Monday, October 26, 2009

cake walk

yesterday, I was sat down by an 80 year old woman after church. she meant no harm other than to have her way.... cake walks are gamblin' and I don't approve of it at the church. in shock, all i could say was gamblin'. i have never heard of that before. apparently her mom raise them strict. i felt sorry for her as she said, they never played cards and Christmas trees should not be in a church. it really made me want to buy her a set of UNO cards for Christmas just for the heck of it. she stumbled to try to make a point of the gamblin' issue saying you walk around and maybe if you land on the number they call, you'll go home with a cake.

(so cindy might go to the football game and cheer for her team and just maybe we will win and if we do, i will go home with a little joy.... is that gamblin' too? Huh? Or what about going into the shoe store only to see a pair on sale plus you got another 20% off, is that gamblin' cause you got more than you thought or more than you deserve?)
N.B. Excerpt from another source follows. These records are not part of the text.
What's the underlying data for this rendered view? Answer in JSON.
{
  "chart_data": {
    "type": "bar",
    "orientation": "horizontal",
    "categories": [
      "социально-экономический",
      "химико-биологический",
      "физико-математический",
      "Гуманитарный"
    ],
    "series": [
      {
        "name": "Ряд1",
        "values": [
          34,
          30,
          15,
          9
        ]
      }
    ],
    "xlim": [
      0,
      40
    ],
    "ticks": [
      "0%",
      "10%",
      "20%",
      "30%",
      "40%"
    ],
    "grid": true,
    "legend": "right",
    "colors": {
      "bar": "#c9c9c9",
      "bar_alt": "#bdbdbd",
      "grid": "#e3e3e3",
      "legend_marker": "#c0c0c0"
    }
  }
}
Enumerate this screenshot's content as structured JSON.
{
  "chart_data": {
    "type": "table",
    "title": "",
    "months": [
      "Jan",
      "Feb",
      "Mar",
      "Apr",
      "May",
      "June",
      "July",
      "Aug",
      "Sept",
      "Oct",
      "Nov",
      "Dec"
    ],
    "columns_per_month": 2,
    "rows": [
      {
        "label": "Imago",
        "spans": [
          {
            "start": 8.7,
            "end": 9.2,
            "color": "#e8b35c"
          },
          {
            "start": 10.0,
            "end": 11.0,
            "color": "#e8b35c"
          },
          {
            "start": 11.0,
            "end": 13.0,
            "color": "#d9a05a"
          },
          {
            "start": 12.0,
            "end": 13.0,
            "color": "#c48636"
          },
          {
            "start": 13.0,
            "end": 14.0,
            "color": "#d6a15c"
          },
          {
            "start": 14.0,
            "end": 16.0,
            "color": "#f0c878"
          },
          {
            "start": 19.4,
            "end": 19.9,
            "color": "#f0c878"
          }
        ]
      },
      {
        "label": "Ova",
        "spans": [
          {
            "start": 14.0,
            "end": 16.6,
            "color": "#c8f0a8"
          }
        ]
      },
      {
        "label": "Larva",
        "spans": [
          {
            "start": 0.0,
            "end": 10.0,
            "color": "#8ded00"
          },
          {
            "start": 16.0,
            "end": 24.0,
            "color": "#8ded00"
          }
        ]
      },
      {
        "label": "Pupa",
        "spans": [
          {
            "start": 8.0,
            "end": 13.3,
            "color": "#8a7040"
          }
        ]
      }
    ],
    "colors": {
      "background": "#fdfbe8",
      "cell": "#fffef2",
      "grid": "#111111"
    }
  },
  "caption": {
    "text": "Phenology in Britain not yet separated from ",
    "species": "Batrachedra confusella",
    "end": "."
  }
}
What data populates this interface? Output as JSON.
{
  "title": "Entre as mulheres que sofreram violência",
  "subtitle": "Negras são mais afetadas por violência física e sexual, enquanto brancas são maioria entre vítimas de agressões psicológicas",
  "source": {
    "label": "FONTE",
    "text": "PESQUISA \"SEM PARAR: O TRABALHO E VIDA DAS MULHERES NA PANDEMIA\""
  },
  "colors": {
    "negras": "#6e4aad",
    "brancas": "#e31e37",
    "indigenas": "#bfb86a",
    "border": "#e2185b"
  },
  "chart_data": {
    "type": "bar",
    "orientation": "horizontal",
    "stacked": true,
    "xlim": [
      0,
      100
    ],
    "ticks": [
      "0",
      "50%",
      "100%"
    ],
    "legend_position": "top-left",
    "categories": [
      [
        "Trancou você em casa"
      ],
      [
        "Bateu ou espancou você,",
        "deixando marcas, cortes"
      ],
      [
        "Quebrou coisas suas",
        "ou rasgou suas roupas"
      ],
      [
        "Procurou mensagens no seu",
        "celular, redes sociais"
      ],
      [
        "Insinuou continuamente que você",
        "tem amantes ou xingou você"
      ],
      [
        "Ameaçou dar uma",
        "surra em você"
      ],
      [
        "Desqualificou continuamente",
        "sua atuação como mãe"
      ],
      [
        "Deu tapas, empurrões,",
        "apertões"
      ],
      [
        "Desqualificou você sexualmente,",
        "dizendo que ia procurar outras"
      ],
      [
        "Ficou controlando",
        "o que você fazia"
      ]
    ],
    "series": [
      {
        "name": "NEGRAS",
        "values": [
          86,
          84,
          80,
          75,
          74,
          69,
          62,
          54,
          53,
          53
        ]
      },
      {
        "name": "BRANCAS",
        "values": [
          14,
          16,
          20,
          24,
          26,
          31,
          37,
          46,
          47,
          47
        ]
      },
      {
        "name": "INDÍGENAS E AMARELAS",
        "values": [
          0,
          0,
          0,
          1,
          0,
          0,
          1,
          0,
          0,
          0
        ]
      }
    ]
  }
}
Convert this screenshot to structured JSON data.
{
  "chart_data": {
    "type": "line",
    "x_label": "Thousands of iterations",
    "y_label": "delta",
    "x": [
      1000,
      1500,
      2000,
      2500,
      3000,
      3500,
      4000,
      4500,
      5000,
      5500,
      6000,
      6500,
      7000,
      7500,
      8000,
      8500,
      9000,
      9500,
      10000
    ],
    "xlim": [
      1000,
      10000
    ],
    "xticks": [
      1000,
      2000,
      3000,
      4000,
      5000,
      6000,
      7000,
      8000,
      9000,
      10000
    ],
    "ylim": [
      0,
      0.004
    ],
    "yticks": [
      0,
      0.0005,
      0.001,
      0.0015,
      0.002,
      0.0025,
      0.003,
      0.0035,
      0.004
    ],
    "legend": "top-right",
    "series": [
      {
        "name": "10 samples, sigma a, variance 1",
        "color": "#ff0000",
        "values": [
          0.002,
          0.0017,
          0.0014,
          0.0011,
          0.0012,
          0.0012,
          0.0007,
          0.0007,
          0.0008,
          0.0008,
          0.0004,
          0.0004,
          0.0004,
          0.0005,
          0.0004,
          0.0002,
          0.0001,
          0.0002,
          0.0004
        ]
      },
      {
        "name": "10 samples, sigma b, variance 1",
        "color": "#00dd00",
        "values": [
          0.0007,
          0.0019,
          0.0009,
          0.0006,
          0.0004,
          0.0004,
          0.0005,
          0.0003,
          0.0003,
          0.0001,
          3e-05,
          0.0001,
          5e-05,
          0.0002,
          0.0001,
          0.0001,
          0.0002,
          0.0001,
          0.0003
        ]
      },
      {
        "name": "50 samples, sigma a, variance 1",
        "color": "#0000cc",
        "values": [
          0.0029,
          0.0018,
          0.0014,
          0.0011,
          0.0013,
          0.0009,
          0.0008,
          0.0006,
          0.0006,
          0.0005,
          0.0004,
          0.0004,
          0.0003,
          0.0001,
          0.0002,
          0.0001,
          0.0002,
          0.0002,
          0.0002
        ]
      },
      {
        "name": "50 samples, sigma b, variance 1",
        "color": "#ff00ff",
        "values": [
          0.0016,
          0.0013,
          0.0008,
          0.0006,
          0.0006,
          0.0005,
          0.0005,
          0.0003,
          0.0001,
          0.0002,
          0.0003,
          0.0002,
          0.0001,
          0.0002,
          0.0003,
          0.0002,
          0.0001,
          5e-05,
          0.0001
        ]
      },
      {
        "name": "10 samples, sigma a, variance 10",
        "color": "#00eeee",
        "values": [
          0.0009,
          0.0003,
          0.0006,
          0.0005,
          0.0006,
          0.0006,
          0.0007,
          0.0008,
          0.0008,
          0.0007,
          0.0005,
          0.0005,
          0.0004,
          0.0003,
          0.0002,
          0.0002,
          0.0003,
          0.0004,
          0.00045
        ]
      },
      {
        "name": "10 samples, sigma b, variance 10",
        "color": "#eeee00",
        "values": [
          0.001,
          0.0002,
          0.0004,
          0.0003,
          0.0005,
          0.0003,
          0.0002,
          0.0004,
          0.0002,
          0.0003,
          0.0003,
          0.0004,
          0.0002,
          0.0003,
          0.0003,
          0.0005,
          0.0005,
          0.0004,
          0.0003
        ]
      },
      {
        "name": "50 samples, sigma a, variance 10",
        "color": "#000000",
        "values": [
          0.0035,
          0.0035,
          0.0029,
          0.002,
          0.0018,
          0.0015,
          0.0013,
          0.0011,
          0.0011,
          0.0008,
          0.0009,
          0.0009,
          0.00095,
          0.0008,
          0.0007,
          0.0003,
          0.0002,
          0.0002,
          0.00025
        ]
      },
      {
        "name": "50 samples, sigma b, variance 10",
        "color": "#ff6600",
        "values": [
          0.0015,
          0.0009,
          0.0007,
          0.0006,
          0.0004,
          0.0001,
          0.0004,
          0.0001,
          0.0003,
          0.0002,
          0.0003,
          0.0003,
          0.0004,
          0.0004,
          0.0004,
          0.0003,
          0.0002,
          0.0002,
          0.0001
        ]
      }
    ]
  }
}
i was polite, yet in the end it was fairly clear that her way was right and i felt judged. clearly life for her has been no cake walk. i know that this lady may have 20 years left or less. i really hope that God has a big surprise at the banquet table just for her.... perhaps he will allow her to do the cake walk.

Monday, August 24, 2009

tired

taking these meds have made me really tired, yet my sinus infection is improving. got to spend some time with our McDonough friends yesterday and made me miss that place some. know we are here for a reason and know that we have not yet finished our purpose. dragging myself out of bed and just around today. really feel medicated. with a cup of coffee in hand, i feel as though i could go to bed now (6;35pm) and sleep through the night and into the next day. wonder about myself though. need to lose this weight and get to a point where i can tone. got a lot to do and don't know where to start and part of me doesn't want to.

Wednesday, July 22, 2009

string bikini

diverted eye so easily. wanting to do right but thinking that good is best. when best and good are not even related. got opportunity around and seems so right. why would i be left in this desert. money's gone and seems no hope. saw a string bikini in the distance. seems good for the moment and we move that way. just want a chance to get wet for the day. loving the sun and hating the drought. hating the moving and wanting to plant... but wondering if this is it. saw where i was and miss parts of it a bunch. just can't imagine what God has in store. wanting it all, all the more. why didn't i do more at avalon.